Inflammatory mechanisms linking obesity and metabolic disease (original) (raw)
The precise triggers of obesity-associated inflammation are poorly understood, and may also differ from tissue to tissue. While obesity is closely associated with increased inflammatory markers in liver, adipose tissue, skeletal muscle, pancreatic islets, and brain, the precise temporal relationships between these events in rodents or obese humans remain uncertain. Kanakadurga Singer and Carey Lumeng review the initiating events in obesity-induced inflammation in the context of human development, many of which are sustained into adulthood (11). Numerous mechanisms have been investigated in rodent models of dietary and genetic obesity (12, 13). For example, obesity gives rise to increased intestinal permeability, which results in higher circulating levels of LPS from intestinal Gram-positive bacterial species (14). This gut-derived LPS may initiate an inflammatory cascade via activation of pattern recognition receptors (PRRs) such as TLR4 in fat cells. Similar events are likely to occur in liver. Consistent with this theory, increased circulating LPS is positively correlated with T2D in humans (15). However, intestinal-derived LPS is a systemic circulating factor, and so is probably an amplifier of inflammatory processes, rather than a tissue-specific triggering mechanism. Daniel Winer, Tony Lam, and colleagues described the changes in the intestinal immune system that may influence systemic immunity and glucose metabolism, contributing to the pathology of obesity and diabetes (16).
Different lipid species that are elevated due to diet or obesity may also contribute to inflammation. Free fatty acids can promote inflammation by indirectly binding to TLR4 and TLR2 through the adaptor protein fetuin A, resulting in NF-κB and JNK1 activation (15). Once activated, these pathways can increase the synthesis and secretion of chemokines such as monocyte chemoattractant protein–1 (MCP1) from adipocytes or hepatocytes, leading to infiltration of proinflammatory macrophages. Parenthetically, there are lipid species such as omega-3 and -6 fatty acids that serve anti-inflammatory roles (17).
There is also evidence that hypoxia develops as adipose tissue expands due to relative underperfusion of the enlarging adipose tissue or increased oxygen consumption (18), and cellular hypoxia may in turn initiate inflammation by inducing the HIF1 gene program. Indeed, genetic deletion of adipocyte HIF1 prevents obesity-induced inflammation and insulin resistance (18). Exposure of adipose tissue in culture to hypoxic conditions can induce upregulation of numerous inflammatory genes (19). Immunostaining of adipose tissue from obese rodents or humans reveals that areas of hypoxia are correlated with regions displaying infiltration of macrophages. Likewise, adipocyte necrosis is closely associated with the development of inflammation.

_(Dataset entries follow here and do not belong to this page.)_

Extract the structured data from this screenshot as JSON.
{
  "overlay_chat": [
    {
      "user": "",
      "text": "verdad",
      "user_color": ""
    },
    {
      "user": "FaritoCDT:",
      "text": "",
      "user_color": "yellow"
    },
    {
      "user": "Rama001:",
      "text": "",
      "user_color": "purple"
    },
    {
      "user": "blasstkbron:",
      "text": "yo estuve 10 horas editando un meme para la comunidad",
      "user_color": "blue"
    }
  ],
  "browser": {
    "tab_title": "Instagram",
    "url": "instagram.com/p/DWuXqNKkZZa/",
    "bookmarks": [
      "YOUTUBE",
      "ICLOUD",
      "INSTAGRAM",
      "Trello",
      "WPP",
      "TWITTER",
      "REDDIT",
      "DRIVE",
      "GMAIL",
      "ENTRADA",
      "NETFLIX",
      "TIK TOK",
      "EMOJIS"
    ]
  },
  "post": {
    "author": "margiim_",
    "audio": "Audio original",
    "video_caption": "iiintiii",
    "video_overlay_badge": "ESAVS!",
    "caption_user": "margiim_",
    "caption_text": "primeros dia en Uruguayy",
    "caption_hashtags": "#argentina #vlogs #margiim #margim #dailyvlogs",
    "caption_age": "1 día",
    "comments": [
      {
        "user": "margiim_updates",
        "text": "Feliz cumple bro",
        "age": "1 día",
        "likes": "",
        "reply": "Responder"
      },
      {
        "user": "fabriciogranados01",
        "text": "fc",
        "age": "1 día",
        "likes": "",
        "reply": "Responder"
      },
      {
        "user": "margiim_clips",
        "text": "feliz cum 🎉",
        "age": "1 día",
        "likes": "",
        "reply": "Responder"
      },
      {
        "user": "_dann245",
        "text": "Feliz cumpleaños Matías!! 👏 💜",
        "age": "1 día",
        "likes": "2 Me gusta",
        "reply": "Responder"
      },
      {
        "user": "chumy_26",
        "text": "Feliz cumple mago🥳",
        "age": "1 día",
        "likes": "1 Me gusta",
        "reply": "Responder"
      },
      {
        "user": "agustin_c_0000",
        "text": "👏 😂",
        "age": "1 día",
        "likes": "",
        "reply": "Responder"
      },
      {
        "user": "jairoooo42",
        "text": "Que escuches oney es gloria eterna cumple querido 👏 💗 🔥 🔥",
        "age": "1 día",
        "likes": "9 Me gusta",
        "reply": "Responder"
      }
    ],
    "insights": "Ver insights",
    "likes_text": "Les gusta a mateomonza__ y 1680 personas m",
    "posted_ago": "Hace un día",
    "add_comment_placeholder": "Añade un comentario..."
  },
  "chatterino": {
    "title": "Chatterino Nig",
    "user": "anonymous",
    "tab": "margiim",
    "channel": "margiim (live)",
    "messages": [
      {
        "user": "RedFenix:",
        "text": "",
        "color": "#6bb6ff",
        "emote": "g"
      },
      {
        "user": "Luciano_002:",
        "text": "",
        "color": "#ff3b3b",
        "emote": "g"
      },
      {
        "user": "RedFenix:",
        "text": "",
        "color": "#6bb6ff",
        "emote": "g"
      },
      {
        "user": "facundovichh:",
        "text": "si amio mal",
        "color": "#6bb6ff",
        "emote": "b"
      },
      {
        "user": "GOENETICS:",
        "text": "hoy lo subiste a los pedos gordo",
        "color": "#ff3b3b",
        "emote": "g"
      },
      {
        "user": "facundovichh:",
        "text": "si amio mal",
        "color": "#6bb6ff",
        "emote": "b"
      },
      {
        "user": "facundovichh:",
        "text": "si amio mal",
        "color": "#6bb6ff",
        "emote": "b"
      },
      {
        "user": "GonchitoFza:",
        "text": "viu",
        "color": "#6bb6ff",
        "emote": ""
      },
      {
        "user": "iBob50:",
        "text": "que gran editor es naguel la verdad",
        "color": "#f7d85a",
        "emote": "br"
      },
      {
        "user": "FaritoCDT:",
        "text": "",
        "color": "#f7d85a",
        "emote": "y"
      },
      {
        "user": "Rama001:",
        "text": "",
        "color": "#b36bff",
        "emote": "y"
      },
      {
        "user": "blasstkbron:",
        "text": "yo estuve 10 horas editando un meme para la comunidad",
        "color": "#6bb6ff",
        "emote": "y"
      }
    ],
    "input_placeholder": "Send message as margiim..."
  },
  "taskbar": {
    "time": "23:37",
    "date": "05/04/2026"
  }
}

Another potential mechanism underlying inflammation is mechanical stress on the fat cell. Adipocytes interact with their extracellular matrix (ECM) via pathways that govern differentiation and expansion in response to obesity (20). Expansion of adipocytes in the ECM-fixed environment can elicit various mechanical stresses on these cells. Indeed, adipocyte knockout of collagen genes (21) or the collagenases that degrade collagen, particularly MMP14, has a major impact on lipid synthesis, storage, and energy metabolism (22).
In addition to metabolic dysfunction in the peripheral organs, obesity and obesity-associated inflammation have also been linked to alterations in brain function, particularly in areas that regulate energy homeostasis and systemic metabolism. The hypothalamus controls neuroendocrine circuits, including the melanocortin system, that regulate feeding behavior and energy expenditure. High-fat/high-calorie diets have been shown to induce inflammatory processes in the hypothalamus prior to the induction of these events in the peripheral tissues. Alexander Jais and Jens Brüning describe the contributions of different neuronal and non-neuronal cell types to hypothalamic inflammation (23).